Mobile

"Eksperci" wyliczyli. Za 10 lat iPhone mają kosztować 6 razy tyle

Krzysztof Rojek
"Eksperci" wyliczyli. Za 10 lat iPhone mają kosztować 6 razy tyle
Reklama

iPhone to dziś zdecydowanie jedna z najbardziej prestiżowych marek na rynku. Jednak to, jak wzrasta jego cena, może przyprawić o zawrót głowy.

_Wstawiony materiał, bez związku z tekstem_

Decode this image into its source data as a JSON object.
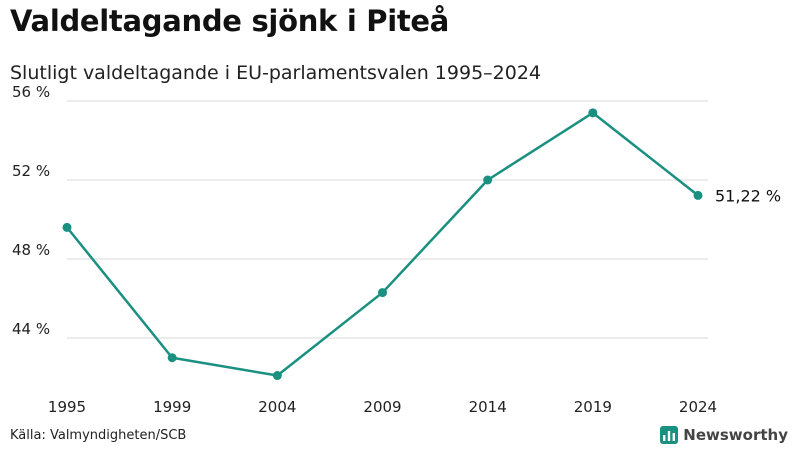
{
  "header": {
    "title": "Valdeltagande sjönk i Piteå",
    "subtitle": "Slutligt valdeltagande i EU-parlamentsvalen 1995–2024"
  },
  "footer": {
    "source": "Källa: Valmyndigheten/SCB",
    "brand": "Newsworthy"
  },
  "colors": {
    "line": "#1a9080",
    "grid": "#d9d9d9",
    "brand": "#1a9080"
  },
  "chart_data": {
    "type": "line",
    "title": "Valdeltagande sjönk i Piteå",
    "subtitle": "Slutligt valdeltagande i EU-parlamentsvalen 1995–2024",
    "xlabel": "",
    "ylabel": "",
    "categories": [
      "1995",
      "1999",
      "2004",
      "2009",
      "2014",
      "2019",
      "2024"
    ],
    "series": [
      {
        "name": "Valdeltagande",
        "values": [
          49.6,
          43.0,
          42.1,
          46.3,
          52.0,
          55.4,
          51.22
        ]
      }
    ],
    "ylim": [
      42,
      56
    ],
    "yticks": [
      44,
      48,
      52,
      56
    ],
    "ytick_labels": [
      "44 %",
      "48 %",
      "52 %",
      "56 %"
    ],
    "grid": true,
    "annotation": {
      "label": "51,22 %"
    }
  }
}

W świecei smartfonów ostatnimi czasy miejsce miało wiele zmian, co do których spokojnie można by przypiąć łatkę "kontrowersyjnych". Z telefonów zniknęły wymienne baterie (chociaż nie za wszystkich, bo na rynku wciąż trzyma się Fairphone), gniazda jack czy ostatnio - gniazda kart pamięci. Jednocześnie - ceny telefonów rosną. Jeszcze 5 lat temu wizja zapłacenia 5 tys. zł za flagowca wydawało się kompletnym szaleństwem, a dziś jest to "przyzwoita cena" w momencie, w którym za telefon można dziś zapłacić 8 i więcej tysięcy złotych. I póki co - trend na coraz droższe urządzenia nie chce się zatrzymać, napędzany przez chęć producentów do zarobienia jeszcze więcej pieniędzy, a także - przez ogólnoświatową inflację i coraz droższe podzespoły. To z kolei sprawia, że niektórzy zaczynają wieszczyć, że przyszłość branży rysuje się w czarnych barwach.

Reklama

Ile będzie kosztował iPhone w 2032? "Eksperci" zapomnieli o jednym

Specjaliści z Mozililon, serwisu sprzedającego smartfony, porównali startową cenę iPhone'a 5 z 2012 roku (199 dolarów) i porównali to z ceną obecnie topowego iPhone'a 13 Pro Max (1099 dolarów) i wyszło im, że na przestrzeni 10 lat cena za smartfon wzrosła ponad pięciokrotnie. Przykładając tę miarę do współczesnych cen wyszło im, że za dziesięć lat możemy spodziewać się, że telefony z logo nadgryzionego jabłka będziemy kupować za 6 tys. dolarów, a więc - 25 tysięcy złotych. Wspomniani eksperci nie wzięli jednak pod uwagę jednej rzeczy, a mianowicie, że w tamtych czasach ceny smartfonów podawało się wraz z kontraktami u operatorów telekomunikacyjnych. iPhone 5 nie kosztował więc 200 dolarów, a jego realna cena wynosiła 649  dolarów (za 16GB), 749 dolarów ( za 32GB) i 849 dolarów (za 64GB). Dobrze, że w przypadku iPhone'a 13 Pro też wzięli jego najniższą cenę (za 128 GB), ponieważ telefon ten ma chociażby wariant z jednym TB miejsca na dane, za który trzeba zapłacić, bagatela, 1600 dolarów.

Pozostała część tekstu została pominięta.